>>29183070Trees do die. Even if it looks like it's healthy and have green leaves etc, it doesn't mean that the actual trunk is safe anymore. Most of the deciduous trees have only about 60 - 200 years before they're rot and then they're extremely dangerous. That's why its' much more safer to cut them before they become time bombs.
Another thing is that even though "fat trunk" may seem that it's tough and have stand there hundreds of years, most of time time it isn't. You can't tell based on the fatness of the trunk if it's old or young. I'm quite sure that that tree isn't nowhere near 200 old, more likely 60 - 100 years old. Often the old trees do look like they're struggling and that's why no one had bother to cut them because the value would be too low and they've left to seed new trees.
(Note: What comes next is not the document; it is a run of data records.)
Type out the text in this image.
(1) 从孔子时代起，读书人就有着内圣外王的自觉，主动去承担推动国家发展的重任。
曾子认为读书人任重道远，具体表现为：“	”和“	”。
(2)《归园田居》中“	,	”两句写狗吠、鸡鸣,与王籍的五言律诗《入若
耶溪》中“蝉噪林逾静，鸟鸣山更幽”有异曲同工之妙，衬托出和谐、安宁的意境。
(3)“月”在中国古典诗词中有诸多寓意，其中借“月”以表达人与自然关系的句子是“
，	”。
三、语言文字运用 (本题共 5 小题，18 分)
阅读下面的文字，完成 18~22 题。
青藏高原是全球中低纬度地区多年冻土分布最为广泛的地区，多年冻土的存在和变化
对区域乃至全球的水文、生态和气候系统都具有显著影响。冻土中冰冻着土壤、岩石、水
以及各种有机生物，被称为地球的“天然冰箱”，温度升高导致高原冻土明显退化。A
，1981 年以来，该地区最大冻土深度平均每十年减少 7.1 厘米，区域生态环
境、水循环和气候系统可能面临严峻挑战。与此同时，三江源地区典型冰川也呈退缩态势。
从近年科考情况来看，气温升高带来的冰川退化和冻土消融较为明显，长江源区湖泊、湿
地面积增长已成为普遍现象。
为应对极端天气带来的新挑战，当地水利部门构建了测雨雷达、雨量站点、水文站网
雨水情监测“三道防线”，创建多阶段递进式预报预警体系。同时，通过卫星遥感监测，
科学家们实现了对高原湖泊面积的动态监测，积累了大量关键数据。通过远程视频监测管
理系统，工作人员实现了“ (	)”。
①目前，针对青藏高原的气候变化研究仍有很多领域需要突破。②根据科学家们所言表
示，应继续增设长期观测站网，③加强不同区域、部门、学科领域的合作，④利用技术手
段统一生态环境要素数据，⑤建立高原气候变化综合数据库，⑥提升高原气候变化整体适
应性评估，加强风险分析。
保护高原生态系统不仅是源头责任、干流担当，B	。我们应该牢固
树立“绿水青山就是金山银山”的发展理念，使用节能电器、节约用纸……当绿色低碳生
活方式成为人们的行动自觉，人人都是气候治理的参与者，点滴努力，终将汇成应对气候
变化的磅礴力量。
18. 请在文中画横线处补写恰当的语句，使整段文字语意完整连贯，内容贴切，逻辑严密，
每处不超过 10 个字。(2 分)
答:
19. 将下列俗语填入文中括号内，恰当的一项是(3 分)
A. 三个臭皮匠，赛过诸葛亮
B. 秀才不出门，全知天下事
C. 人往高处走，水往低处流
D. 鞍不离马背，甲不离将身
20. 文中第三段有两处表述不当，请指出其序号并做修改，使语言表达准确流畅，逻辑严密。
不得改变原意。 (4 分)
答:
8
If the ground has lots of nutrients, and water, the trunk and branches tends to get fat, but the core is also mushy and can't be used to anything useful. Pine tree is famous of that. If you're living in an area where pine trees grow, you can see that the trees that doesn't have branches on the middle trunk, are healthy and good timber, but, if you see, often in living areas (where people have build their houses near or even on the fields) the pine tree may have fat branches growing from the low trunk and they look more like deciduous trees than coniferous trees.
If that tree would had lived in low nutrient, low water area, it would be much more thin, but it would also be extremely tough and best building material there can be.
Today mushiness is the problem with the trees, because they can't stand the forces, like weight, wind etc when building houses. But of course there must be a compromises because, you can't raise them on the swamps either, because then even though you can plant them, only your childrens children can enjoy the money when they cut them.